“Doktora şiddet” ne demektir?
Bir dile yerleşen kalıplar o topluma dair ne çok şey söylüyor aslında. Ne bileyim, başka bir dilde “doktora şiddet” diye bir tamlama var mıdır mesela? “Doktor”la “şiddet” böyle sürekli yan yana kullanılan, bir araya geldiğinde herkese bir şey ifade eden sözcükler midir? Haber başlıklarında sürekli karşımıza çıkar mı? Bizde inanılmaz yaygın çünkü. Yazın arama motoruna ve görün, “doktora şiddet” konulu kaç ayrı haberle karşılaşacaksınız.
Mesela en son Nevşehir Devlet Hastanesi’nde olanı göreceksiniz. DHA’nın haberine göre, dermatoloji uzmanı Dr. Rıdvan Güneş, randevu sırası dolduğu için numara vermediği hastanın babasının saldırısına uğramış. “Randevum da sıra numaram da yok ama bana bakmak zorundasın” diyerek, yumruk atarak, üstünü başını yırtarak saldırmış doktora adam. Doktorun da “Bakmayacağım oğluna” diye bir ısrarı yok üstüne üstlük. Öğlene kadar bakacağı 100 hastalık sıra dolmuş, “Öğle arasından sonra bakacağım” diyor. Evet, bir doktor öğlene kadar 100 hastaya bakıyor, 101. olamayandan da dayak yiyor. Gerçekten rüya gibi bir meslek, hele eğitim süresini, mecburi hizmeti falan da hesaplayınca.
Sonra dönüp DW Türkiye’nin “Doktorlar neden Türkiye’den Almanya’ya göç ediyor?” dosyasını izliyorum. Gerçekten, neden gidiyor olabilirler? Gencecik doktorlar, gidip orada yeni bir hayat kurmuşlar. “Türkiye’de doktor olarak kendini yalnız hissediyorsun” diyor hepsi. Tabii ki koşulların rahatlığından söz ediyorlar; işte haftada 40 saat gibi bir çalışma süresinden, bütün fazla mesailerin dakika dakika hesaplanıp toplamdan düşüldüğünden, bir akşam mesela ameliyatta geç saate kaldıysa ertesi gün kimseye haber verme zorunluluğu olmadan çalışmama hakları olduğundan söz ediyorlar.
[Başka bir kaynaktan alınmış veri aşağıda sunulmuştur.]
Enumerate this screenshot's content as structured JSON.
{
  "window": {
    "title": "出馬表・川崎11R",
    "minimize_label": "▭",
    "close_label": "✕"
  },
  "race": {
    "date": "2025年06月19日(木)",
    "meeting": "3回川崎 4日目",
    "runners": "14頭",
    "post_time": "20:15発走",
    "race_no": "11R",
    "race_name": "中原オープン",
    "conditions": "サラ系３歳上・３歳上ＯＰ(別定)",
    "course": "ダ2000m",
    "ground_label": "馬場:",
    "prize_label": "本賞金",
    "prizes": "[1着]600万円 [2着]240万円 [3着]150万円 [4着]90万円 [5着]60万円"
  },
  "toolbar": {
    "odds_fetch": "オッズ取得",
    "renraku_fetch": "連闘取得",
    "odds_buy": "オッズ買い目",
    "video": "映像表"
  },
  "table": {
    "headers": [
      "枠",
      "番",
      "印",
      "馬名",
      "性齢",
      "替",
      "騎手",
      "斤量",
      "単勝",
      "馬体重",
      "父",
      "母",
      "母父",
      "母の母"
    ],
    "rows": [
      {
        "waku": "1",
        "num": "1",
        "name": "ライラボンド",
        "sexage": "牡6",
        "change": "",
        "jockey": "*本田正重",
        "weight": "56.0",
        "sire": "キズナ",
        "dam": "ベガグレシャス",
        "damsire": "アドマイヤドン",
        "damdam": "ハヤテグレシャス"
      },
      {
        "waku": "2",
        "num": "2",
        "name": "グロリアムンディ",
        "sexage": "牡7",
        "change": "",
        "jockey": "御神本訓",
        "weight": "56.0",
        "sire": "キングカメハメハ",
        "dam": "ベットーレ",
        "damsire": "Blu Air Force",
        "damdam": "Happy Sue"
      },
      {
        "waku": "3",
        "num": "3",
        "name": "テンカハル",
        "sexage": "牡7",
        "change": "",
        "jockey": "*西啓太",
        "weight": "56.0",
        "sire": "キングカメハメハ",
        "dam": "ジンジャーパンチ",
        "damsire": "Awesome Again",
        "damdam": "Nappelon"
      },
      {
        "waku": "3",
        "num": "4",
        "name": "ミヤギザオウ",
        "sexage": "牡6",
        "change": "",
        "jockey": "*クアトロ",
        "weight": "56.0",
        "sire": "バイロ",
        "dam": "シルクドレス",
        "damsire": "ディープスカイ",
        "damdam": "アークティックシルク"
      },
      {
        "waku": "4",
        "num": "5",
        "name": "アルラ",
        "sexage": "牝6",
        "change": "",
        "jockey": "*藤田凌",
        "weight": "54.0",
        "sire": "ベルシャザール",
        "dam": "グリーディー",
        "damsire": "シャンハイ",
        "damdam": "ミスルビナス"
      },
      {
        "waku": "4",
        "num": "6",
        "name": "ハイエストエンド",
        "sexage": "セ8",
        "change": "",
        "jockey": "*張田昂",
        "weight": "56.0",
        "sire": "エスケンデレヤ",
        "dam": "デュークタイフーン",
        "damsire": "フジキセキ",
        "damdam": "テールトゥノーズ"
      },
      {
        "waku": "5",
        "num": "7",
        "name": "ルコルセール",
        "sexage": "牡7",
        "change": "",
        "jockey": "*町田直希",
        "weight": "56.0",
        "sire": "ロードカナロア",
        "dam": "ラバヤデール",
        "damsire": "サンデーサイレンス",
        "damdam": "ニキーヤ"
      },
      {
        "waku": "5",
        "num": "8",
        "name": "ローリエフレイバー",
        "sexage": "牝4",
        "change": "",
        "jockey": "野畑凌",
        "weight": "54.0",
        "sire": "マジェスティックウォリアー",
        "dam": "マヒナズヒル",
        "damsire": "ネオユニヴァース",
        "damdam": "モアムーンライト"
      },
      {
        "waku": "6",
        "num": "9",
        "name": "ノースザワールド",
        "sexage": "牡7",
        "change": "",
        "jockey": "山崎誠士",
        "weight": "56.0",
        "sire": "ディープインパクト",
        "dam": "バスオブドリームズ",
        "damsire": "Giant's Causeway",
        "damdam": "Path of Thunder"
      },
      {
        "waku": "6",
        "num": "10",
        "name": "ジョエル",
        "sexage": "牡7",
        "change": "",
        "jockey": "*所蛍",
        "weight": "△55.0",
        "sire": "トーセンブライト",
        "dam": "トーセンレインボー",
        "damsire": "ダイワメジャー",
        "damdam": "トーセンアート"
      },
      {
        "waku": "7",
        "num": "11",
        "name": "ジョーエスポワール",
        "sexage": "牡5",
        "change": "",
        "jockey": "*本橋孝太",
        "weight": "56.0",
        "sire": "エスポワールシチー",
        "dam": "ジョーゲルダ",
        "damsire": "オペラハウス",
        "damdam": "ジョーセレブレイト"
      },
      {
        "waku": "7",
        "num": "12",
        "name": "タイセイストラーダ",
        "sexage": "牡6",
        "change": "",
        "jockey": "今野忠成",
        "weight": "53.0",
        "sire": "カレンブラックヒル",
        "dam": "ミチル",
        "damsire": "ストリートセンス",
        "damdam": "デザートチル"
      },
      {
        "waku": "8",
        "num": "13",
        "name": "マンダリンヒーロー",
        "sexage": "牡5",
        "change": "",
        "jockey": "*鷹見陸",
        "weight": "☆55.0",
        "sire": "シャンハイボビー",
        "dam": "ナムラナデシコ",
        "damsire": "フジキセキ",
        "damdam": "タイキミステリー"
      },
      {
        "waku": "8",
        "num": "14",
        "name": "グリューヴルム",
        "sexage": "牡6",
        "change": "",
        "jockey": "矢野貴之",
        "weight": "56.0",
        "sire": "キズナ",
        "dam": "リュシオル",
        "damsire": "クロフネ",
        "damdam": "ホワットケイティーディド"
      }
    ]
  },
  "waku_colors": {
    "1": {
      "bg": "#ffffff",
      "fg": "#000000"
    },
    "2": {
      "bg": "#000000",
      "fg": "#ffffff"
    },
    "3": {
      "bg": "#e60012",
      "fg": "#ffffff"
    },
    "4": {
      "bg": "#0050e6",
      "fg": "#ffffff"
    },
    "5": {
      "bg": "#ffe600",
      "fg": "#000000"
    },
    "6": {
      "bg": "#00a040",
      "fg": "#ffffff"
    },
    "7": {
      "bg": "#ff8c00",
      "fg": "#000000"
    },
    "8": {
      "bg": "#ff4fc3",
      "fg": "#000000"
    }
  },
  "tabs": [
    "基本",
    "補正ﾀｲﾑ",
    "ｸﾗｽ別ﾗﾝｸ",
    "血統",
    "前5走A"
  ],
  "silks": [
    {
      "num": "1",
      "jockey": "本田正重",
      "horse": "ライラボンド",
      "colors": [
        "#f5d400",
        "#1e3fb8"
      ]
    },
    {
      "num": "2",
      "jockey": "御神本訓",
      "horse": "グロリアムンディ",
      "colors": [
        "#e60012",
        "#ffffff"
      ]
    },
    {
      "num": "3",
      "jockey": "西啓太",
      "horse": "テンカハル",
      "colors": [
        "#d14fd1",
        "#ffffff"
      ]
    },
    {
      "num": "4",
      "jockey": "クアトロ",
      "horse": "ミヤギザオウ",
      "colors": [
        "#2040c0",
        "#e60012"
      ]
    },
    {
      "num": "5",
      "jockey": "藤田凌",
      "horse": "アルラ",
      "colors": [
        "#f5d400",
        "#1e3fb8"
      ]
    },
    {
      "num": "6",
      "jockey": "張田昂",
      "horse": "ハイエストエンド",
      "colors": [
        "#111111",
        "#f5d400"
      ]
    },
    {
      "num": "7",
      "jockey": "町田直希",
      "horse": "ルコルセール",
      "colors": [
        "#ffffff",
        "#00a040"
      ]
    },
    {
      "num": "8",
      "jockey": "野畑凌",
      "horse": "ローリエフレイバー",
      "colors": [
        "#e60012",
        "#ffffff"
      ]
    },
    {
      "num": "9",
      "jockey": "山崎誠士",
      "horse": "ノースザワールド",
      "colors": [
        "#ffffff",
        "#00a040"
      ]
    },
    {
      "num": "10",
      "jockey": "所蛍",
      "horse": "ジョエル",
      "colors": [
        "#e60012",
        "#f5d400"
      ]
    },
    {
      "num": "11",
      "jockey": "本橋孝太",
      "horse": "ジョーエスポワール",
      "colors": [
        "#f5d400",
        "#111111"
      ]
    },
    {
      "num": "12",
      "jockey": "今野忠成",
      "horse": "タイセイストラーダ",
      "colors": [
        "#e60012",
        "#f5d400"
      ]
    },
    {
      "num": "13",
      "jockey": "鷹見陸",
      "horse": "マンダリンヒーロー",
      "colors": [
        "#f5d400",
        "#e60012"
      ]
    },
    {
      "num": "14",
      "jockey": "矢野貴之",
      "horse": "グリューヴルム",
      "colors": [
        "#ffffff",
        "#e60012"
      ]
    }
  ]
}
Türkiye’de bir devlet hastanesinin acil servisinde bir doktorun gördüğü günlük hasta sayısının orada bir haftalık sayıya tekabül ettiğini, Alman meslektaşlarının “Herhalde 50 diyecekti, dile hâkim olmadığından yanlışlıkla 500 dedi” diye düşündüğünü anlatıyor, kardiyoloji uzmanı Ata Üçertaş. “Zaten hastayı görmezsen dayak yeme riskin var” da dedi mi meslektaşlarına bilmiyorum ama herhalde röportajda söylediği en acıklı cümlelerden biri, “Almanya sana ne verdi?” sorusuna cevabı. “Kaybettiğimiz bir hastanın yakınına kötü haberi vermeye gittiğimde elini tutup beraber üzülebiliyorum. Haberi vermek için yanımda üç tane güvenlik görevlisiyle gitmem gerekmiyor”.
Bu da tahminen başka bir ülkede bir şey ifade etmeyen bir cümle olsa gerek. “Ne kadar insani bir istek, hasta yakınının elini tutarak onunla birlikte üzülmek” der duyan biri, “Neden kendi ülkesinde yapamıyor olsun ki?” Hiç tereddüt etmeden “Şiddete uğramayan arkadaşımız yok gibi” diye anlatıyor, Dr. Ata Üçertaş, “şiddet olaylarından bir sonuç da çıkmıyor, çaresiz hissediyorlar kendilerini”.
Yukarıda anlattığım Nevşehir Devlet Hastanesi olayında saldırgan baba “Televizyonda gördüğümüz gibi boşuna dövmüyorlar doktorları” demiş. Öyle dese ne değişecekti ama “Bir an kendimi kaybettim, hata ettim, pişmanım” gibi göstermelik bir yaklaşımı da yok yani. Haklı olduğunu, karşısındaki doktorun şiddeti hak ettiğini düşünüyor. Öyle ya, kabadayılık her alanda geçer akçe, hastanede neden olmasın?